Not really, not if you want to grow to any scale—then you need to be where the talent is, which is not generally in low-tax states. That’s why Silicon Valley isn’t in Mississippi.
And if these guys want to schmooze themselves into business relationships with the major media companies, there’s no better place to do that than NYC.
Bingo!
California, for all it taxation burdens, has unique advantages that I cannot foresee any other region except the East Coast replicating, and even then, I have my doubts.
The thing is, California has a wonderful lineup of interconnected high technology universities - Stanford, UCLA, USC, Berkeley, CalTech, etc., between the SF-LA region, all critical to high tech industry success. Combine that with the free California spirit (closely resembling my home country, Australia) where ‘business outfit’ means t-shirts, sandals and shorts, and the above-excellent weather, you have a captive environment where the people (graduates) are willing to pay for the compromise of ridiculously high taxes in order to live in such a professional and cultural climate.
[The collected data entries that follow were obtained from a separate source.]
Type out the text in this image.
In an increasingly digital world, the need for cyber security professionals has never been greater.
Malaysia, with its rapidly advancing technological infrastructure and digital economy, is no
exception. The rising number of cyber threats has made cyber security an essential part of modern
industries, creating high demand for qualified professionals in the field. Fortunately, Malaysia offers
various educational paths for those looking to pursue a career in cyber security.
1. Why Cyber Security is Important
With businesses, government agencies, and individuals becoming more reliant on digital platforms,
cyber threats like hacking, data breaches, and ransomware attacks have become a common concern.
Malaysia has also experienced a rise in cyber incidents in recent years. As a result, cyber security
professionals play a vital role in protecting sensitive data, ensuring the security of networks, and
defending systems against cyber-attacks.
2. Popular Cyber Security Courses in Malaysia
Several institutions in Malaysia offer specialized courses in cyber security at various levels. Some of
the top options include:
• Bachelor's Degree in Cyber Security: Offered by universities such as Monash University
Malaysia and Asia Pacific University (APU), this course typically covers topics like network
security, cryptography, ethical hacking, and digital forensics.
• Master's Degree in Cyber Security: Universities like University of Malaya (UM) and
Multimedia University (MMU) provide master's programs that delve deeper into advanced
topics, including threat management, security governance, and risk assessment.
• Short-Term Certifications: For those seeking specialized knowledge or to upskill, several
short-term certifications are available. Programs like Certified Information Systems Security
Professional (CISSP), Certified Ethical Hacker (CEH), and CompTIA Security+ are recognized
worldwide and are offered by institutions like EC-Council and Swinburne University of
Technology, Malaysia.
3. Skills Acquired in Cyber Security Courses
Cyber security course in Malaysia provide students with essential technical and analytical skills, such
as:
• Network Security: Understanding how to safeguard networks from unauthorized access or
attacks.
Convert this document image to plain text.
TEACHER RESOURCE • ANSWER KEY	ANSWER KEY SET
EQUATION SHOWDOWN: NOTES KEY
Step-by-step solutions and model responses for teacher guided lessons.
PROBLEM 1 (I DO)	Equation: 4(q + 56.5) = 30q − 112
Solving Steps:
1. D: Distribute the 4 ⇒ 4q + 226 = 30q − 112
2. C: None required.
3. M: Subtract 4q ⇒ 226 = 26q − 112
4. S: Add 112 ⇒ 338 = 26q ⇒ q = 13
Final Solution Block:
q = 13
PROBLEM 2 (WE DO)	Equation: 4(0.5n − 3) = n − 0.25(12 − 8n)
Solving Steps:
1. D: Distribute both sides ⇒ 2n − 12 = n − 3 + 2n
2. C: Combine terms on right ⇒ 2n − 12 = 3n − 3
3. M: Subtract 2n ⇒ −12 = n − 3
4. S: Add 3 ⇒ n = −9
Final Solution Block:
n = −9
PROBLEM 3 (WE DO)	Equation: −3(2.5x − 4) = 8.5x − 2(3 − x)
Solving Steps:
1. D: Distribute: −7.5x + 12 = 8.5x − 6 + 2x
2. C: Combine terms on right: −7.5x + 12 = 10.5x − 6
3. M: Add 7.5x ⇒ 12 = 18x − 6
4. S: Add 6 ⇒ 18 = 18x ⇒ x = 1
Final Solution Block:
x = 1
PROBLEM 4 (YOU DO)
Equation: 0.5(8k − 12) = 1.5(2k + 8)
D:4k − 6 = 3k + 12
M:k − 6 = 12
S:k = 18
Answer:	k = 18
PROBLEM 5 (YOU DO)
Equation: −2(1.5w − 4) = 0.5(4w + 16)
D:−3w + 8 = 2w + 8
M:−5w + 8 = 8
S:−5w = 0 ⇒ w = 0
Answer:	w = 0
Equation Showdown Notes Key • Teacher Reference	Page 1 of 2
I work with a company that makes advanced machines for the tech industry and they have a critical / urgent requirement for an embedded systems programmer / architect and the guy who will be interviewing candidates for the position is a buddy of mine. The company has centers in California, Texas and Georgia - and this is what he told me with a straight face - he tests candidates by asking them if they are willing to move out of California - and he tells me he won’t hire anyone who makes the mistake of answering in the affirmative because he considers anyone willing to do so to be, in his words, ‘stupid’.